My issues with MS and disabled toilets
This was the ‘80s and I was a ‘normal-looking’ young man who was newly diagnosed with MS. Just using a disabled toilet seemed like a “look at me, look at me” moment.
Until I recently started blogging about it, my MS wasn’t something I wanted to broadcast. But back then, crossing over the threshold of the blue cubicle doorway, meant I was doing just that. In truth I was filled with fear that as an ordinary-looking person I would have to explain myself if I was challenged.
Using a disabled toilet was daunting
I write this now because of the current invisible illness awareness campaigns that are trying to make life better for the disabled community.
However, back in the ‘80s, if you weren’t in a wheelchair or felt well enough not to use a stick, then using the facilities was a far more daunting affair than it is today.
Or, maybe not.
MS and bladder problems
Last year I went to the theatre but given the activity of a bladder that’s totally owned by MS, I had to use the disabled lavatory in the foyer.
Although being a disabled toilet patron does allow for a lot more freedom these days, sadly not all attitudes have moved with the times.

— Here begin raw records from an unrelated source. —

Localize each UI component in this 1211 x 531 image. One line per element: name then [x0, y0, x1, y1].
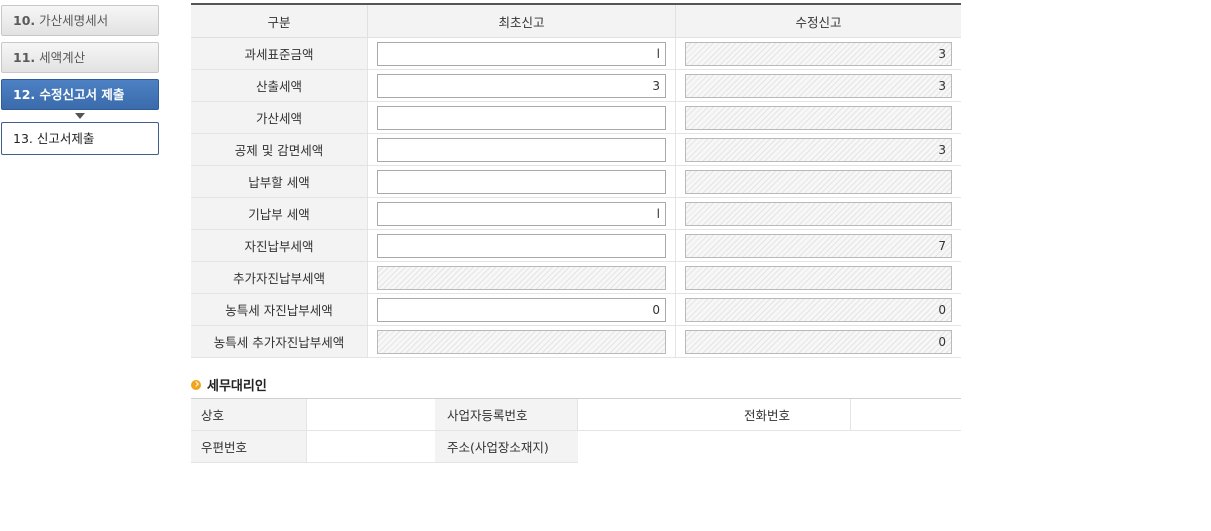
bullet-icon	[191, 379, 201, 390]
label-business-number: 사업자등록번호	[435, 398, 578, 431]
table-row: 산출세액 3 3	[191, 69, 961, 102]
value-company-name	[306, 398, 435, 431]
table-row: 납부할 세액	[191, 165, 961, 198]
initial-value-field[interactable]: l	[377, 201, 666, 226]
table-row: 가산세액	[191, 101, 961, 134]
step-number: 12.	[13, 87, 36, 102]
label-company-name: 상호	[191, 398, 307, 431]
initial-value-field[interactable]	[377, 169, 666, 194]
value-phone-number	[850, 398, 961, 431]
table-row: 상호 사업자등록번호 전화번호	[191, 398, 961, 431]
step-label: 가산세명세서	[39, 13, 109, 28]
initial-value-field[interactable]: 0	[377, 297, 666, 322]
table-row: 농특세 자진납부세액 0 0	[191, 293, 961, 326]
table-row: 과세표준금액 l 3	[191, 37, 961, 70]
initial-value-field[interactable]	[377, 105, 666, 130]
row-label: 납부할 세액	[191, 165, 368, 198]
row-label: 과세표준금액	[191, 37, 368, 70]
arrow-down-icon	[75, 113, 85, 119]
initial-value-field[interactable]: l	[377, 41, 666, 66]
step-number: 10.	[13, 13, 36, 28]
section-title-tax-agent: 세무대리인	[191, 375, 267, 394]
step-number: 11.	[13, 50, 36, 65]
row-label: 공제 및 감면세액	[191, 133, 368, 166]
header-initial-return: 최초신고	[367, 3, 676, 38]
table-row: 우편번호 주소(사업장소재지)	[191, 430, 961, 463]
row-label: 추가자진납부세액	[191, 261, 368, 294]
value-postal-code	[306, 430, 435, 463]
row-label: 기납부 세액	[191, 197, 368, 230]
amended-value-field: 3	[685, 137, 952, 162]
table-row: 농특세 추가자진납부세액 0	[191, 325, 961, 358]
step-label: 세액계산	[39, 50, 86, 65]
initial-value-field	[377, 265, 666, 290]
label-postal-code: 우편번호	[191, 430, 307, 463]
table-row: 기납부 세액 l	[191, 197, 961, 230]
amended-value-field	[685, 169, 952, 194]
amended-value-field	[685, 265, 952, 290]
amended-value-field: 7	[685, 233, 952, 258]
step-11-tax-calculation[interactable]: 11. 세액계산	[1, 42, 159, 73]
step-12-amended-return-submit[interactable]: 12. 수정신고서 제출	[1, 79, 159, 110]
table-row: 추가자진납부세액	[191, 261, 961, 294]
value-address	[577, 430, 961, 463]
step-13-return-submit[interactable]: 13. 신고서제출	[1, 122, 159, 155]
row-label: 산출세액	[191, 69, 368, 102]
tax-comparison-table: 구분 최초신고 수정신고 과세표준금액 l 3 산출세액 3 3 가산세액 공제…	[191, 3, 961, 358]
initial-value-field[interactable]	[377, 233, 666, 258]
table-header-row: 구분 최초신고 수정신고	[191, 3, 961, 38]
step-label: 수정신고서 제출	[39, 87, 125, 102]
initial-value-field[interactable]	[377, 137, 666, 162]
row-label: 가산세액	[191, 101, 368, 134]
row-label: 자진납부세액	[191, 229, 368, 262]
initial-value-field[interactable]: 3	[377, 73, 666, 98]
amended-value-field	[685, 105, 952, 130]
header-category: 구분	[191, 3, 368, 38]
header-amended-return: 수정신고	[675, 3, 961, 38]
section-title-text: 세무대리인	[207, 379, 267, 394]
amended-value-field: 0	[685, 297, 952, 322]
row-label: 농특세 자진납부세액	[191, 293, 368, 326]
label-address: 주소(사업장소재지)	[435, 430, 578, 463]
table-row: 공제 및 감면세액 3	[191, 133, 961, 166]
step-number: 13.	[13, 131, 33, 146]
table-row: 자진납부세액 7	[191, 229, 961, 262]
amended-value-field: 3	[685, 73, 952, 98]
amended-value-field: 3	[685, 41, 952, 66]
label-phone-number: 전화번호	[734, 398, 851, 431]
step-10-penalty-tax-detail[interactable]: 10. 가산세명세서	[1, 5, 159, 36]
step-label: 신고서제출	[36, 131, 95, 146]
value-business-number	[577, 398, 718, 431]
amended-value-field: 0	[685, 329, 952, 354]
amended-value-field	[685, 201, 952, 226]
tax-agent-table: 상호 사업자등록번호 전화번호 우편번호 주소(사업장소재지)	[191, 398, 961, 463]
row-label: 농특세 추가자진납부세액	[191, 325, 368, 358]
initial-value-field	[377, 329, 666, 354]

On this occasion I’d left my stick with my wife who was waiting for me on the other side of the loo. As I opened the door to exit, I was faced by a woman who, the moment she clapped her eyes on me, had a face like she was chewing a wasp.
“I had the audacity to look normal”
She looked me up and down, then loudly and angrily began to remonstrate with me for having the audacity to look normal and be where I shouldn’t. This in turn led me to cry out, “I’ve got special needs!”
I don’t know where that primal scream came from, as I never say things like that. Even as I write I still can’t believe I said it. But it happened. Her face was a picture and for that it was worth my own humiliation at the expense of hers.
Thankfully my wife quickly came and rescued me before I blurted anything else out. I thought she was going to have a stern word with me for making a fool of myself, but she never did. She was too busy trying to suppress her laughter about my outburst against someone who, in this day and age, should really have known better.